Wenn die Gurkensaison ihren Höhepunkt erreicht, gibt es kaum etwas Besseres als selbst eingelegte Gurken nach traditioneller Art. Dieses Rezept für Gurken in kalter Salzlake ohne Essig wird seit Generationen weitergegeben und überzeugt durch seinen natürlichen Geschmack, seine knackige Konsistenz und die einfache Zubereitung.
Im Gegensatz zu vielen modernen Einmachrezepten kommt diese Methode ganz ohne Essig aus. Die Gurken fermentieren auf natürliche Weise und entwickeln dabei ihr unverwechselbares Aroma – genau so, wie man es von früher kennt.
Warum Gurken in kalter Salzlake einlegen?
Die traditionelle Milchsäuregärung bietet zahlreiche Vorteile:
- Kein Essig erforderlich
- Natürlich fermentiertes Gemüse
- Besonders knackige Gurken
- Reich an wertvollen Milchsäurebakterien
- Authentischer Geschmack wie aus Omas Vorratskeller
Fermentierte Gurken sind nicht nur lecker, sondern auch eine hervorragende Ergänzung zu Fleischgerichten, Kartoffeln oder frischem Brot.

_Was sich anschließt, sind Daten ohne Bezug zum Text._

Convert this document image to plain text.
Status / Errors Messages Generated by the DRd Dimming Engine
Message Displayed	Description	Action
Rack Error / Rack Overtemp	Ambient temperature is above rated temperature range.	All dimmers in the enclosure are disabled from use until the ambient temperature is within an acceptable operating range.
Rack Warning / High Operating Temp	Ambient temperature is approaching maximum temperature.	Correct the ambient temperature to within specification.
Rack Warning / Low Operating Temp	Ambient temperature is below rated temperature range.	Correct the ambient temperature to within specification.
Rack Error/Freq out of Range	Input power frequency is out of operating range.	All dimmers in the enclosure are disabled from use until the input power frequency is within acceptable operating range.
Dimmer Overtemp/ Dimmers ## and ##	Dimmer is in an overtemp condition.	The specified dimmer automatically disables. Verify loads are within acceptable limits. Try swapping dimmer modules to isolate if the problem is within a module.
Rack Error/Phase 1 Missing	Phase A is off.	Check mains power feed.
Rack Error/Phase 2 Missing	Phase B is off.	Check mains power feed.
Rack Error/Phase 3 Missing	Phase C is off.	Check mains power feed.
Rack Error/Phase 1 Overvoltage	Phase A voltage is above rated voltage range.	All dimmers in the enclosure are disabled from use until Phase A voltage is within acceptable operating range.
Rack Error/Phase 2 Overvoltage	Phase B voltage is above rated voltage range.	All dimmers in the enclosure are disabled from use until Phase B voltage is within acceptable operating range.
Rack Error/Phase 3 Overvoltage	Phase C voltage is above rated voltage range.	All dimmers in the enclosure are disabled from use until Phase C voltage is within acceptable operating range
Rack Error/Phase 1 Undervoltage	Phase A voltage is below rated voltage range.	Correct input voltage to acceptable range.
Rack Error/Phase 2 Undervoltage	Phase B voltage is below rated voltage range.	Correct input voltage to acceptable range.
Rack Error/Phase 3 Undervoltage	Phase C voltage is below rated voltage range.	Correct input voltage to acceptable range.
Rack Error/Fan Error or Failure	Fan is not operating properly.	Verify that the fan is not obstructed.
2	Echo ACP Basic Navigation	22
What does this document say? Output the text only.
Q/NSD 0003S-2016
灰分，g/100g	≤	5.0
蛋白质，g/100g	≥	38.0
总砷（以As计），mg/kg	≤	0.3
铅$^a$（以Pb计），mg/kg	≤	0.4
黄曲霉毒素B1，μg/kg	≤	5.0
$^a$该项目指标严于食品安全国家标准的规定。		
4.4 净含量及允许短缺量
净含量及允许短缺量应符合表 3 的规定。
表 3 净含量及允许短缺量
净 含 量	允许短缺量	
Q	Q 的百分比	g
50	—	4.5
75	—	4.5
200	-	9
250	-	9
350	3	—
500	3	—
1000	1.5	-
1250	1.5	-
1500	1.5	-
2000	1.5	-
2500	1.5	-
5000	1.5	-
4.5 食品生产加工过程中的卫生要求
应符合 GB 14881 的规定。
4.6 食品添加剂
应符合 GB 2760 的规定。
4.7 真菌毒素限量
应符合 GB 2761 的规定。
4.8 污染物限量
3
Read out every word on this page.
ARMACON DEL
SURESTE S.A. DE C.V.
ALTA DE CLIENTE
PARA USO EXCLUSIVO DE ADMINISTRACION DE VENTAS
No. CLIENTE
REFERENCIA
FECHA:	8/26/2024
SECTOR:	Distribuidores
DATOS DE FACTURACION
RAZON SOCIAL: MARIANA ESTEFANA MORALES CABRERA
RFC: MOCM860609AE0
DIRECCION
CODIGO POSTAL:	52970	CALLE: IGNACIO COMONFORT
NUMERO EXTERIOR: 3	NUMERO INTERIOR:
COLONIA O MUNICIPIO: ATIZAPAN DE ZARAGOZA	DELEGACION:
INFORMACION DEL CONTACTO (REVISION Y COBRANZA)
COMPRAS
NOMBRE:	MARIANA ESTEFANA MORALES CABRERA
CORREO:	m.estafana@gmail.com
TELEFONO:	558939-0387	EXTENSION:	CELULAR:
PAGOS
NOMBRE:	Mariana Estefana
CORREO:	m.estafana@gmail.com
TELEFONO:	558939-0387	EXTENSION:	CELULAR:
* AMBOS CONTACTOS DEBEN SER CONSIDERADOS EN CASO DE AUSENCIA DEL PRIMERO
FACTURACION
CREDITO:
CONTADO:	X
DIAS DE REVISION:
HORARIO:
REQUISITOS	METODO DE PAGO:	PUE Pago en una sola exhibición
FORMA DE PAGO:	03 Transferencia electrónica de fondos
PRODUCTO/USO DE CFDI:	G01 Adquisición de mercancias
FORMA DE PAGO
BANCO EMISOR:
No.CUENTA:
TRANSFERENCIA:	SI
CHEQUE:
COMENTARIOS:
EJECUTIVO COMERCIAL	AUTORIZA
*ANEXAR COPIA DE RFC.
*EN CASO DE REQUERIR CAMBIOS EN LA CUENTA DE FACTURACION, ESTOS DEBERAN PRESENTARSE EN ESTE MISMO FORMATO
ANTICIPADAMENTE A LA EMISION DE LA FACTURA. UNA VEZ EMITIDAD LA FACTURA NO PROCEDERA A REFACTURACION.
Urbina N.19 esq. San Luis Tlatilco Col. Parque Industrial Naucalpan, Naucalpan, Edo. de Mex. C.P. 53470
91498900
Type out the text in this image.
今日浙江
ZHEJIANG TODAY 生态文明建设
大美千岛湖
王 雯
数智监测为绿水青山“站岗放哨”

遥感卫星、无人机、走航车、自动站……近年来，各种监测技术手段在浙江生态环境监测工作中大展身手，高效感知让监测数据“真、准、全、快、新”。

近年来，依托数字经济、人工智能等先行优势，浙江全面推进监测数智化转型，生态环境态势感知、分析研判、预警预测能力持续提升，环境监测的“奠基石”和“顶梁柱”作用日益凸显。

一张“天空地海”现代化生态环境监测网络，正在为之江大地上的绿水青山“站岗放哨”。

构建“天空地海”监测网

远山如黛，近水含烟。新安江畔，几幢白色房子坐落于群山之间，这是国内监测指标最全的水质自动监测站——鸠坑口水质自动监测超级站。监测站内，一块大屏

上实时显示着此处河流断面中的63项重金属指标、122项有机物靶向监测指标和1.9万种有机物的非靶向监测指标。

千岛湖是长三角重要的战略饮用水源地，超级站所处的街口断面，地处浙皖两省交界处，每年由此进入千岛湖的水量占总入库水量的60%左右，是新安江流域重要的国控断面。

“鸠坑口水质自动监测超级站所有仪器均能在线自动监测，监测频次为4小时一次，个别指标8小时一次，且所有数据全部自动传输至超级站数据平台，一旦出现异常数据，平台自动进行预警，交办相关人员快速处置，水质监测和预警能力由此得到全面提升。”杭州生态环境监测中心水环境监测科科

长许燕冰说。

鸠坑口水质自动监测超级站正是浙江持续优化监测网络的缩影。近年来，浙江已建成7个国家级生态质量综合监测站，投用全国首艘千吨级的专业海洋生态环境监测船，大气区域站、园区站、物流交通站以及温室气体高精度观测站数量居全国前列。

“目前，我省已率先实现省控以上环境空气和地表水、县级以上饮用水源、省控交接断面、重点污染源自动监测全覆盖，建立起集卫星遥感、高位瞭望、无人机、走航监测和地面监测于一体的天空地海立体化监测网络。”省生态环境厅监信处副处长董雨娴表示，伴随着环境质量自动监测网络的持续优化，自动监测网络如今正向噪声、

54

Zutaten für traditionelle Salzgurken
Für ein großes Einmachglas benötigen Sie:
- 2 kg frische Einlegegurken
- 2 Liter kaltes Wasser
- 80–100 g Salz
- 5–6 Knoblauchzehen
- einige Dillstängel mit Blüten
- 2–3 Kirsch- oder Johannisbeerblätter
- 1 Stück Meerrettichwurzel
- einige schwarze Pfefferkörner
Schritt-für-Schritt-Anleitung
1. Gurken vorbereiten
Die Gurken gründlich waschen und für etwa zwei Stunden in kaltem Wasser einweichen. Dadurch bleiben sie nach der Fermentation besonders knackig.
2. Salzlake herstellen
Das Salz vollständig im kalten Wasser auflösen. Die Lake sollte klar sein und einen angenehm salzigen Geschmack haben.
3. Zutaten schichten
Knoblauch, Dill, Meerrettich und Blätter auf den Boden des Glases legen. Anschließend die Gurken dicht einschichten.
4. Mit Salzlake übergießen
Die Gurken vollständig mit der kalten Salzlake bedecken. Wichtig ist, dass kein Gemüse aus der Flüssigkeit herausragt.
5. Fermentieren lassen
Das Glas locker verschließen oder mit einem sauberen Tuch abdecken. Die Gurken 3 bis 5 Tage bei Raumtemperatur fermentieren lassen.
Sobald die gewünschte Säure erreicht ist, das Glas an einen kühlen Ort oder in den Kühlschrank stellen.
Tipps für besonders knackige Gurken
- Verwenden Sie möglichst frisch geerntete Gurken.
- Kirsch- oder Johannisbeerblätter sorgen für zusätzliche Festigkeit.
- Meerrettich verbessert Geschmack und Haltbarkeit.
- Nutzen Sie ausschließlich unjodiertes Salz für optimale Fermentation.
Wie lange sind die Gurken haltbar?
Im Keller oder Kühlschrank bleiben die fermentierten Gurken mehrere Monate genießbar. Mit der Zeit wird ihr Geschmack sogar noch intensiver.
Fazit
Diese traditionellen Gurken in kalter Salzlake ohne Essig sind ein echtes Stück kulinarischer Tradition. Das Rezept ist einfach, natürlich und liefert herrlich aromatische, knackige Gurken mit authentischem Sommergeschmack. Wer hausgemachte Fermente liebt, sollte diese Methode unbedingt ausprobieren.
Der unverfälschte Geschmack und die einfache Zubereitung machen dieses Rezept Jahr für Jahr zu einem Favoriten in vielen Familien.